Assessment of the Breast and Axillae

Inspection: The breasts are visualized to assess the size, shape, symmetry, color and the presence of any dimpling, lesions, swelling, edema, visible lumps and nipple retractions. The nipples are also assessed for the presence of any discharge, which is not normal for either gender except when the female is pregnant or lactating.

Palpation: The nurse performs a complete breast examination using the finger tips to determine if any lumps are felt. The lymph nodes in the axillary areas are also palpated for any enlargement or swelling.

Assessment of the Abdomen

Inspection: The abdomen is visualized to determine its size, contour, symmetry and the presence of any lesions. As previously mentioned, the abdomen is also inspected to determine the presence of any pulsations that could indicate the possible presence of an abdominal aortic aneurysm.

Auscultation: The bowel sounds are assessed in all four quadrants which are the upper right quadrant, the upper left quadrant, the lower right quadrant and the lower left quadrant.

Palpation: Light palpation, which is then followed with deep palpation, is done to assess for the presence of any masses, tenderness, pain, guarding and rebound tenderness.

Assessment of the Male and Female Genitalia

Inspection: The skin and the pubic hair are inspected. The labia, clitoris, vagina and urethral opening are inspected among female clients. The penis, urethral meatus, and the scrotum are inspected among male clients.
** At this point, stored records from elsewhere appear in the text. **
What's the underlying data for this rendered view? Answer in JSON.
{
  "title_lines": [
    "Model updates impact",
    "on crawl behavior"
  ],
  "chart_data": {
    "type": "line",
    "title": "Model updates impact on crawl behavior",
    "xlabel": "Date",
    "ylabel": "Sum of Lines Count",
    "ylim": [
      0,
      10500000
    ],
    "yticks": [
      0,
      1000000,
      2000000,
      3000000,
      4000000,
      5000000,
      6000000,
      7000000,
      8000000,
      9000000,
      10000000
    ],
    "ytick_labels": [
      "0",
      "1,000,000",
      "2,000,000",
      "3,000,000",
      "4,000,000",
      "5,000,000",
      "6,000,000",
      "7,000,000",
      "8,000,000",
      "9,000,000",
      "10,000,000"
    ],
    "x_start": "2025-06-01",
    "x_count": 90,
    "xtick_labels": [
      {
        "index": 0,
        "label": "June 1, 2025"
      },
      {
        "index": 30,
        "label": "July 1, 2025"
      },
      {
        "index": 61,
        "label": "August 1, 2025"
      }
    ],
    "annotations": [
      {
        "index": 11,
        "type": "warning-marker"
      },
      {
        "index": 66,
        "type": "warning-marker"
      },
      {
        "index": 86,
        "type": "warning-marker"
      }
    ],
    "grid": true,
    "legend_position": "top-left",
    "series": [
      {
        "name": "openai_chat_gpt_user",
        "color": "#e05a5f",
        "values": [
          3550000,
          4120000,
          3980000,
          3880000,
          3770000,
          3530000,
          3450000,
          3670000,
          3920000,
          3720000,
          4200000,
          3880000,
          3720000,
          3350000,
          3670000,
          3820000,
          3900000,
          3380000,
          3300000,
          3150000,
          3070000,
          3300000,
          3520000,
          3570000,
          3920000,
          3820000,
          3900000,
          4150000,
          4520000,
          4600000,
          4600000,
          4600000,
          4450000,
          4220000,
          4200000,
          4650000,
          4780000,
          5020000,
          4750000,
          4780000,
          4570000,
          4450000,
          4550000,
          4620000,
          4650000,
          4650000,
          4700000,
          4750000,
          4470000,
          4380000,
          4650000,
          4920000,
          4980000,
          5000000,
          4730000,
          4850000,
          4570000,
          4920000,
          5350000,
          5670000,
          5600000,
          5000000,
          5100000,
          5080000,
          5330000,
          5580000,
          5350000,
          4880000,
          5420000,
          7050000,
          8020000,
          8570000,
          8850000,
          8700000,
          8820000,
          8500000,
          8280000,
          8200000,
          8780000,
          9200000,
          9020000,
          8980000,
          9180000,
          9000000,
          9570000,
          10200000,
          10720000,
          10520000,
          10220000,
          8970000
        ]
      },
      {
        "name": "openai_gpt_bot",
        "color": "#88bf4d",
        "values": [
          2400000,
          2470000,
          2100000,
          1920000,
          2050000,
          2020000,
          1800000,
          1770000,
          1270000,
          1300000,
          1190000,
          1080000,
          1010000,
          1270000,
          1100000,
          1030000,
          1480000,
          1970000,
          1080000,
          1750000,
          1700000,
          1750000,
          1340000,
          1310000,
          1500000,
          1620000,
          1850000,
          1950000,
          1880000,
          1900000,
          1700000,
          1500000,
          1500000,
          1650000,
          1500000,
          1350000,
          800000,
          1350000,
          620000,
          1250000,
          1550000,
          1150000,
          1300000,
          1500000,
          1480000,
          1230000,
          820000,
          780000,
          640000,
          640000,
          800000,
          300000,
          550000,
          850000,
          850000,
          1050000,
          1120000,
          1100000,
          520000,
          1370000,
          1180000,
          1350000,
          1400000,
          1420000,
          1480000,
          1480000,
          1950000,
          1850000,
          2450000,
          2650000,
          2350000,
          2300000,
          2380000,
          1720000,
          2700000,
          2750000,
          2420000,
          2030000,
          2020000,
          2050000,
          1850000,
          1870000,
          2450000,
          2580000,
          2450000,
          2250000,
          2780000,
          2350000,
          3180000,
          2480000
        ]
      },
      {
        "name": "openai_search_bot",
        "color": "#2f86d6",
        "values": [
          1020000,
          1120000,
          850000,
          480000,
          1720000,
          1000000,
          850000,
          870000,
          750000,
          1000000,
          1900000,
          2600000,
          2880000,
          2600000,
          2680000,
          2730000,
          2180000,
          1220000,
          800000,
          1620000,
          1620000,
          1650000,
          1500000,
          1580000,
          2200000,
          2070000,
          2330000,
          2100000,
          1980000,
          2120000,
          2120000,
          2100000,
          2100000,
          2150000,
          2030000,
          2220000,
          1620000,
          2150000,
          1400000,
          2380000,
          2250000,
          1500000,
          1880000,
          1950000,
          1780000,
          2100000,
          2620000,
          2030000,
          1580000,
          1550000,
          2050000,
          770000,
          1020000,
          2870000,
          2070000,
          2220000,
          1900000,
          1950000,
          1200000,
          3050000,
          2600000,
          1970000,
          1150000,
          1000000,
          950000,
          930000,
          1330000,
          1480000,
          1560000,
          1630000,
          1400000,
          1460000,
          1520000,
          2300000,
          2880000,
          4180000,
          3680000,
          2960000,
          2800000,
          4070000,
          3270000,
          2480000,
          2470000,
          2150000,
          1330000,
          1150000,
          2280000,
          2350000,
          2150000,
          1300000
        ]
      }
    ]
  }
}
Palpation: The inguinal lymph nodes are palpated for the presence of any tenderness, swelling or enlargements. A testicular examination is done for male clients.

Assessment of the Rectum and Anus

Inspection: The rectum, anus and the surrounding area is examined for any abnormalities.

Palpation: With a gloved hand, the rectal sphincter is palpated for muscular tone, and the presence of any blood, tenderness, pain or nodules.